# White German Shepherd



## ofl52 (Apr 11, 2013)

Question for the WGSD and others/anyone for that matter....

What shampoo do you use to maintain the white coat if any...as well as in general- how you maintain their white coat.

Living here in Oklahoma along with the wonderful red clay- Skipper'D coat has a red tint to it within a week after a bath and he has yellowing down his back that is hard to get back white. I know if I would make him not go swimming in our pond that would help-but he love the water and loves to swim especially on these hot days after playing ball....

More, just wondering what everyone general routine to maintain the white colored coats.....


----------



## KentuckyFenway (Jul 27, 2014)

You can use something called a bluing shampoo to brighten white dogs and help remove stains. It's drying though so I recommend also giving your dogs coconut oil if you're using it often.


----------



## mssandslinger (Sep 21, 2010)

I just use regular dog shampoo.
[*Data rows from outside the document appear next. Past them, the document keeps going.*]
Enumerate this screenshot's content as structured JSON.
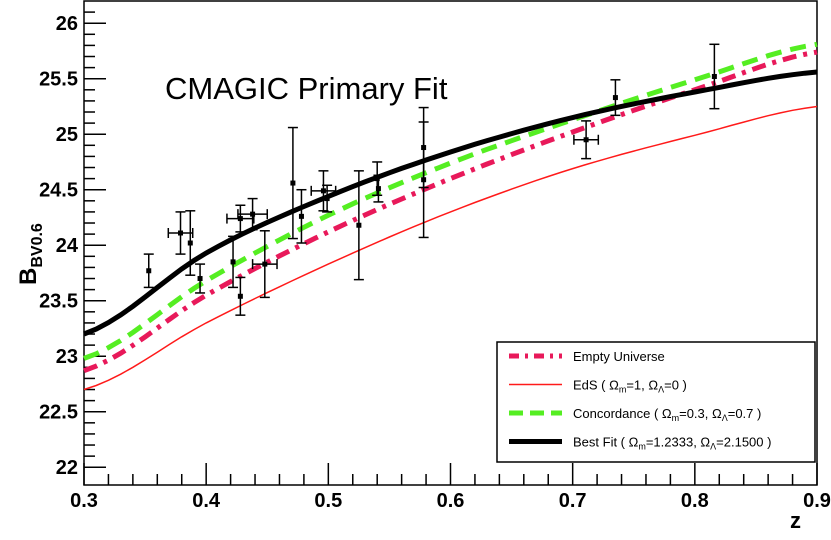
{
  "chart_data": {
    "type": "scatter",
    "title": "CMAGIC Primary Fit",
    "xlabel": "z",
    "ylabel": "B",
    "ylabel_sub": "BV0.6",
    "xlim": [
      0.3,
      0.9
    ],
    "ylim": [
      21.84,
      26.2
    ],
    "xticks": [
      "0.3",
      "0.4",
      "0.5",
      "0.6",
      "0.7",
      "0.8",
      "0.9"
    ],
    "yticks": [
      "22",
      "22.5",
      "23",
      "23.5",
      "24",
      "24.5",
      "25",
      "25.5",
      "26"
    ],
    "grid": false,
    "legend_placement": "bottom-right",
    "points": [
      {
        "x": 0.353,
        "y": 23.77,
        "xerr": 0,
        "yerr": 0.15
      },
      {
        "x": 0.379,
        "y": 24.11,
        "xerr": 0.01,
        "yerr": 0.19
      },
      {
        "x": 0.387,
        "y": 24.02,
        "xerr": 0,
        "yerr": 0.29
      },
      {
        "x": 0.395,
        "y": 23.7,
        "xerr": 0,
        "yerr": 0.13
      },
      {
        "x": 0.422,
        "y": 23.85,
        "xerr": 0,
        "yerr": 0.23
      },
      {
        "x": 0.428,
        "y": 24.24,
        "xerr": 0.011,
        "yerr": 0.12
      },
      {
        "x": 0.428,
        "y": 23.54,
        "xerr": 0,
        "yerr": 0.17
      },
      {
        "x": 0.438,
        "y": 24.28,
        "xerr": 0.012,
        "yerr": 0.14
      },
      {
        "x": 0.448,
        "y": 23.83,
        "xerr": 0.01,
        "yerr": 0.3
      },
      {
        "x": 0.471,
        "y": 24.56,
        "xerr": 0,
        "yerr": 0.5
      },
      {
        "x": 0.478,
        "y": 24.26,
        "xerr": 0,
        "yerr": 0.24
      },
      {
        "x": 0.496,
        "y": 24.49,
        "xerr": 0.01,
        "yerr": 0.18
      },
      {
        "x": 0.499,
        "y": 24.42,
        "xerr": 0,
        "yerr": 0.12
      },
      {
        "x": 0.525,
        "y": 24.18,
        "xerr": 0,
        "yerr": 0.49
      },
      {
        "x": 0.54,
        "y": 24.6,
        "xerr": 0,
        "yerr": 0.15
      },
      {
        "x": 0.541,
        "y": 24.51,
        "xerr": 0,
        "yerr": 0.12
      },
      {
        "x": 0.578,
        "y": 24.88,
        "xerr": 0,
        "yerr": 0.36
      },
      {
        "x": 0.578,
        "y": 24.59,
        "xerr": 0,
        "yerr": 0.52
      },
      {
        "x": 0.711,
        "y": 24.95,
        "xerr": 0.01,
        "yerr": 0.17
      },
      {
        "x": 0.735,
        "y": 25.33,
        "xerr": 0,
        "yerr": 0.16
      },
      {
        "x": 0.816,
        "y": 25.52,
        "xerr": 0,
        "yerr": 0.29
      }
    ],
    "series": [
      {
        "name": "Empty Universe",
        "color": "#e8195a",
        "style": "dashdot",
        "x": [
          0.3,
          0.4,
          0.5,
          0.6,
          0.7,
          0.8,
          0.9
        ],
        "y": [
          22.87,
          23.55,
          24.12,
          24.6,
          25.02,
          25.4,
          25.74
        ]
      },
      {
        "name": "EdS ( Ωm=1, ΩΛ=0 )",
        "color": "#ff1a1a",
        "style": "thin",
        "x": [
          0.3,
          0.4,
          0.5,
          0.6,
          0.7,
          0.8,
          0.9
        ],
        "y": [
          22.7,
          23.3,
          23.83,
          24.3,
          24.69,
          24.99,
          25.25
        ]
      },
      {
        "name": "Concordance ( Ωm=0.3, ΩΛ=0.7 )",
        "color": "#55ee22",
        "style": "dashed",
        "x": [
          0.3,
          0.4,
          0.5,
          0.6,
          0.7,
          0.8,
          0.9
        ],
        "y": [
          22.98,
          23.68,
          24.27,
          24.74,
          25.13,
          25.49,
          25.81
        ]
      },
      {
        "name": "Best Fit ( Ωm=1.2333, ΩΛ=2.1500 )",
        "color": "#000000",
        "style": "thick",
        "x": [
          0.3,
          0.4,
          0.5,
          0.6,
          0.7,
          0.8,
          0.9
        ],
        "y": [
          23.2,
          23.93,
          24.44,
          24.84,
          25.15,
          25.38,
          25.56
        ]
      }
    ],
    "legend": [
      {
        "label": "Empty Universe",
        "main": "Empty Universe"
      },
      {
        "label": "EdS ( Ωm=1, ΩΛ=0 )",
        "main": "EdS ( Ω",
        "p1": "m",
        "p2": "=1, Ω",
        "p3": "Λ",
        "p4": "=0 )"
      },
      {
        "label": "Concordance ( Ωm=0.3, ΩΛ=0.7 )",
        "main": "Concordance ( Ω",
        "p1": "m",
        "p2": "=0.3, Ω",
        "p3": "Λ",
        "p4": "=0.7 )"
      },
      {
        "label": "Best Fit ( Ωm=1.2333, ΩΛ=2.1500 )",
        "main": "Best Fit ( Ω",
        "p1": "m",
        "p2": "=1.2333, Ω",
        "p3": "Λ",
        "p4": "=2.1500 )"
      }
    ]
  }
}
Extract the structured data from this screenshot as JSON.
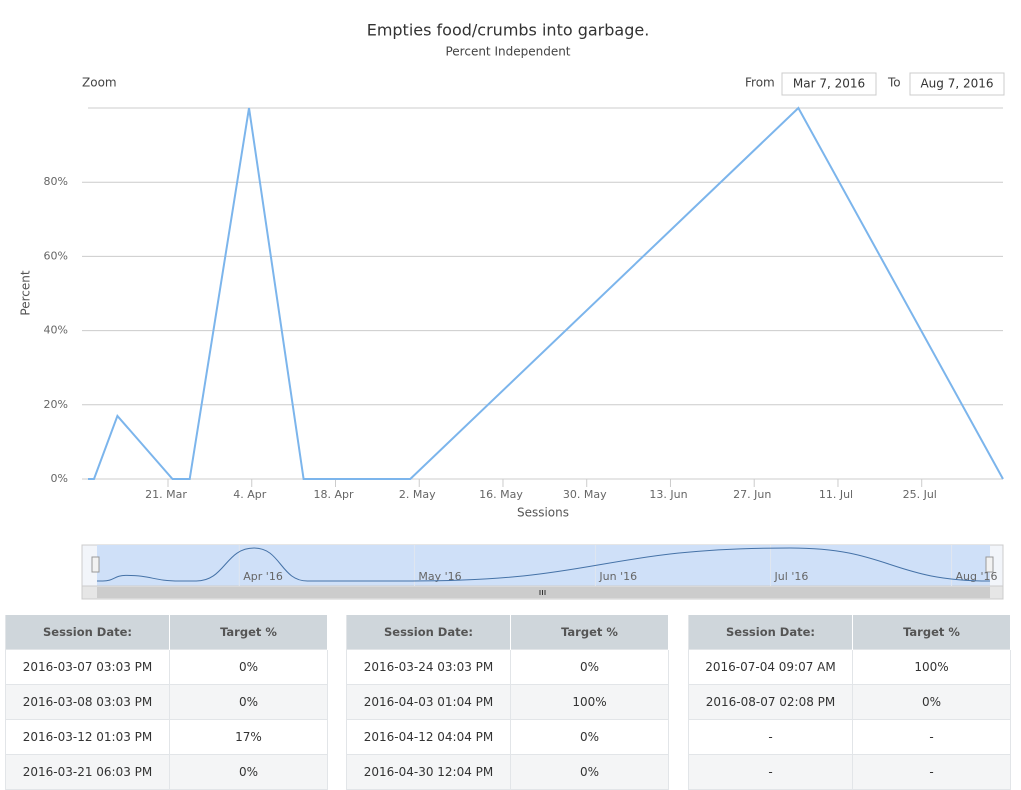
{
  "chart_data": {
    "type": "line",
    "title": "Empties food/crumbs into garbage.",
    "subtitle": "Percent Independent",
    "y_axis_label": "Percent",
    "x_axis_label": "Sessions",
    "x": [
      "2016-03-07 03:03 PM",
      "2016-03-08 03:03 PM",
      "2016-03-12 01:03 PM",
      "2016-03-21 06:03 PM",
      "2016-03-24 03:03 PM",
      "2016-04-03 01:04 PM",
      "2016-04-12 04:04 PM",
      "2016-04-30 12:04 PM",
      "2016-07-04 09:07 AM",
      "2016-08-07 02:08 PM"
    ],
    "values": [
      0,
      0,
      17,
      0,
      0,
      100,
      0,
      0,
      100,
      0
    ],
    "value_labels": [
      "0%",
      "0%",
      "17%",
      "0%",
      "0%",
      "100%",
      "0%",
      "0%",
      "100%",
      "0%"
    ],
    "color": "#7cb5ec",
    "xlim": [
      "2016-03-07 03:03 PM",
      "2016-08-07 02:08 PM"
    ],
    "xticks": [
      {
        "value": "2016-03-21",
        "label": "21. Mar"
      },
      {
        "value": "2016-04-04",
        "label": "4. Apr"
      },
      {
        "value": "2016-04-18",
        "label": "18. Apr"
      },
      {
        "value": "2016-05-02",
        "label": "2. May"
      },
      {
        "value": "2016-05-16",
        "label": "16. May"
      },
      {
        "value": "2016-05-30",
        "label": "30. May"
      },
      {
        "value": "2016-06-13",
        "label": "13. Jun"
      },
      {
        "value": "2016-06-27",
        "label": "27. Jun"
      },
      {
        "value": "2016-07-11",
        "label": "11. Jul"
      },
      {
        "value": "2016-07-25",
        "label": "25. Jul"
      }
    ],
    "ylim": [
      0,
      100
    ],
    "yticks": [
      {
        "value": 0,
        "label": "0%"
      },
      {
        "value": 20,
        "label": "20%"
      },
      {
        "value": 40,
        "label": "40%"
      },
      {
        "value": 60,
        "label": "60%"
      },
      {
        "value": 80,
        "label": "80%"
      }
    ],
    "grid": true,
    "navigator_ticks": [
      {
        "value": "2016-04-01",
        "label": "Apr '16"
      },
      {
        "value": "2016-05-01",
        "label": "May '16"
      },
      {
        "value": "2016-06-01",
        "label": "Jun '16"
      },
      {
        "value": "2016-07-01",
        "label": "Jul '16"
      },
      {
        "value": "2016-08-01",
        "label": "Aug '16"
      }
    ]
  },
  "ui": {
    "zoom": "Zoom",
    "from_label": "From",
    "from": "Mar 7, 2016",
    "to_label": "To",
    "to": "Aug 7, 2016"
  },
  "table": {
    "headers": [
      "Session Date:",
      "Target %"
    ],
    "blank": "-"
  }
}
But he stays pretty white because he's constantly cleaning himself so he can look like fabio


----------



## ofl52 (Apr 11, 2013)

Thanks for the responses......


Anyone know if there is a White German Shepherd Forum and if so, can you post a link or PM me the link.....


----------



## huntergreen (Jun 28, 2012)

you could check out lambert kay snowy coat shampoo.


----------